How to type out emojis on a Mac
Speaking in digital hieroglyphs makes communication simple.
As emojis become the dominant form of communication, knowing how to quickly type them is important. You don’t want to get caught in a conversation without your eggplant, winking tongue face, or national flag ready to go.
Why waste your time with text? Everyone knows that a picture is worth a thousand words.
Speaking in digital hieroglyphs makes communication simple, so accessing emojis should be easy too. And it is. Let’s discuss how to type emojis on a Mac.
Use the character viewer to type emojis in macOS
One of the simplest ways to type emojis on a Mac is through the character viewer. You can use one of three methods to access the tool, but each path will take you to the same place.
The keyboard combination for opening the character viewer in macOS is Ctrl + Cmd + Space. Once the window appears, you’re free to browse the wares and choose an emoji that best conveys how you’re feeling.
By default, you can also access the character viewer by pressing the Fn/Globe key. If you want to check or change this setting, you can do so in System Preferences > Keyboard > Keyboard. From here, you can alter what happens when you press the key.
A slightly slower but still simple way to access the character viewer is through the menu of the app you’re using.
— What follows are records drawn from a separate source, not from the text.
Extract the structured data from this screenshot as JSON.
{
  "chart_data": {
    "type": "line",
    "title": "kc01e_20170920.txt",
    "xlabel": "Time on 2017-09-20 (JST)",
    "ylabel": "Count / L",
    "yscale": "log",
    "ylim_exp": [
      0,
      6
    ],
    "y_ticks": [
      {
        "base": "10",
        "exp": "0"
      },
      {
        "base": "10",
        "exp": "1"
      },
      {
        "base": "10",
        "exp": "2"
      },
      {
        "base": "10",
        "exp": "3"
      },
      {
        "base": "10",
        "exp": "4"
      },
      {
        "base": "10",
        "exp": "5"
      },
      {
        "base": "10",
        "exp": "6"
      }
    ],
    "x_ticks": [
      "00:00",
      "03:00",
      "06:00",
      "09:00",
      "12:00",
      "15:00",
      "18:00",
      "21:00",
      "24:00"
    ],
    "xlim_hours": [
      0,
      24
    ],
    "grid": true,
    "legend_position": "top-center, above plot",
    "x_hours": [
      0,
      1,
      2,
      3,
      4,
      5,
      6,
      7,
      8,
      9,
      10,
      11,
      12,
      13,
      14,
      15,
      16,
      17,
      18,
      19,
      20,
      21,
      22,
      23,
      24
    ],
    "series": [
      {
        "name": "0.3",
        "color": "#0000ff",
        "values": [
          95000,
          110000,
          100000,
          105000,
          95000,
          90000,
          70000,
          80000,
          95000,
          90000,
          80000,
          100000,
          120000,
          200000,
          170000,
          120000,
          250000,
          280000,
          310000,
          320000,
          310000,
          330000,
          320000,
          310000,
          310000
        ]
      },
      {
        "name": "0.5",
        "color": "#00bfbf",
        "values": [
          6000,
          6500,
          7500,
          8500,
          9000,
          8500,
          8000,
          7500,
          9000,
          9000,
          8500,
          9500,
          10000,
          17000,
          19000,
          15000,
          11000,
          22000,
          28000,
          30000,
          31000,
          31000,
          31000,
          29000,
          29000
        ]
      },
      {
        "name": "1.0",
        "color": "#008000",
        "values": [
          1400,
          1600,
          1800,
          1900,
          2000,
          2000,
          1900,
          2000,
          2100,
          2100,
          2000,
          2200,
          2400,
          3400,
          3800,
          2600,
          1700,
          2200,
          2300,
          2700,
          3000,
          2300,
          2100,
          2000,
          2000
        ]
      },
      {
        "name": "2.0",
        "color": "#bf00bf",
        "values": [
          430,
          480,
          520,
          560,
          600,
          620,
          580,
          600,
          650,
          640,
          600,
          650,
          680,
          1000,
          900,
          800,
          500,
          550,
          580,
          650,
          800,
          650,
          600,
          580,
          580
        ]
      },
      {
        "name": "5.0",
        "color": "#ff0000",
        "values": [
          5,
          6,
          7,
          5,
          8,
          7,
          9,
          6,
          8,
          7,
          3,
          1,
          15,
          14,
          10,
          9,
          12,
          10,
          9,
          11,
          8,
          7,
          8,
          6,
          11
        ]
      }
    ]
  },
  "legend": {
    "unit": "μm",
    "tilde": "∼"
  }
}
You’ll find what you’re looking for under Edit > Emoji & Symbols.
Find emojis on Emojipedia
Sometimes locating the most appropriate emoji in the character viewer can be difficult, but Emojipedia simplifies the search. The website allows you to enter keywords to find what you’re looking for and provides detailed information about each entry. You’ll even see variations of emojis for each operating system.
Once you find the right entry, you can copy the emoji from the website and paste it wherever you want.
Use text expansion shortcuts
If you’re a heavy emoji user, setting up text expansion shortcuts may be ideal. When configuring the feature, you can set any string of characters to expand into whatever you want, including an emoji.
You can even use the old style of typing emojis to activate the modern versions. For example, you could set =) to turn into a smiley face when typed.
You can configure text expansion in System Preferences > Keyboard > Text by typing the shortcut you want to use in the Replace column and pasting the corresponding emoji in the With section.
Text expansion also has other uses that are worth exploring. Creating the right shortcuts can boost productivity if you do a lot of writing, especially when you need to type the same long words, phrases, or sentences often.
Emojis are a fine form of communication
If communicating in pictures was good enough for the ancient Egyptians, it’s good enough for us too. Sometimes words don’t say enough, and a well-chosen emoji can really help you get your message across. Pictures have power, so remember to use your emojis responsibly.